Last Updated on January 5, 2016
Perhaps they are trying to be helpful; but, more likely, the Agency through which a Federal Disability Retirement application is routed, before being forwarded to the U.S. Office of Personnel Management, first to Boyers, Pennsylvania, then on to Washington, D.C., is merely acting (or reactively conducting its day to day affairs, as is often the case) in the manner that most Federal agencies and the U.S. Postal Service do — a mixture of thoughtlessness, and without a view to helping the Federal or Postal employee.
Whether the Federal Disability Retirement packet contains all of the documents which were originally submitted to the agency before the agency processed their portion, is a mystery which will often remain unresolved unless it goes to the Third Stage of the process, which is the U.S. Merit Systems Protection Board.
At the appellate stage (the MSPB appeal), upon an appeal by the Federal employee or the Postal employee, the U.S. Office of Personnel Management is required to send to the appellant and his/her attorney, a complete copy of the file concerning all documents related to the disability retirement application. Until that time, one never knows whether — at the agency, where the Supervisor’s Statement, the SF 3112D, and all the other Standard Forms are to be completed — the Human Resources person at the agency forwarded everything which was submitted by the applicant.

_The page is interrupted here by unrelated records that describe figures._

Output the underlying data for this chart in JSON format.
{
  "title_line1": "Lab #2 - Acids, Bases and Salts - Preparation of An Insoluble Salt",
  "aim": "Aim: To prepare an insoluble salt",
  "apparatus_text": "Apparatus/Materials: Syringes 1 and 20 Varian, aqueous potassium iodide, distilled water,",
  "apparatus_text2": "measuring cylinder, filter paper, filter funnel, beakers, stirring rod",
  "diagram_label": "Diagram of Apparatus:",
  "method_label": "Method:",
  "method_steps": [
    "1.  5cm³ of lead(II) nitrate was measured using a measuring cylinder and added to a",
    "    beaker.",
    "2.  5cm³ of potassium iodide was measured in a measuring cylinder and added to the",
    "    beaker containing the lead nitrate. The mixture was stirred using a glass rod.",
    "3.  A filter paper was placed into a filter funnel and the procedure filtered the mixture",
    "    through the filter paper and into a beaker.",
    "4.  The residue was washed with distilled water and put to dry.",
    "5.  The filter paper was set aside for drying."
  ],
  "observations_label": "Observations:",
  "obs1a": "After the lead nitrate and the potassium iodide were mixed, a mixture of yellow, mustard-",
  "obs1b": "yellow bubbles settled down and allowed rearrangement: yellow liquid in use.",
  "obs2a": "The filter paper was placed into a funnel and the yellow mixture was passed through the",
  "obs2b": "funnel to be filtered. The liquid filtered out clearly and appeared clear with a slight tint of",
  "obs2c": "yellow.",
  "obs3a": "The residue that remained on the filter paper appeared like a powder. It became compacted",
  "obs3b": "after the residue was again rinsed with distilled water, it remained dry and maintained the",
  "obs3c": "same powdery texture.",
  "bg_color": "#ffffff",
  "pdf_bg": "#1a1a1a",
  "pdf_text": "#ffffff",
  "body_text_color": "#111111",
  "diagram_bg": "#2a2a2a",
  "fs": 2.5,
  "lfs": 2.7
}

If it is approved at the First Stage, or course, the question becomes an irrelevancy; if it is denied, one can sometimes infer from the body and substantive content of the denial whether certain documents were missing. But that is the problem of accountability; agencies are rarely accountable; and if it ever comes to light that certain acts of incompetence were clearly engaged in, the scramble to point fingers in different directions always seems to work.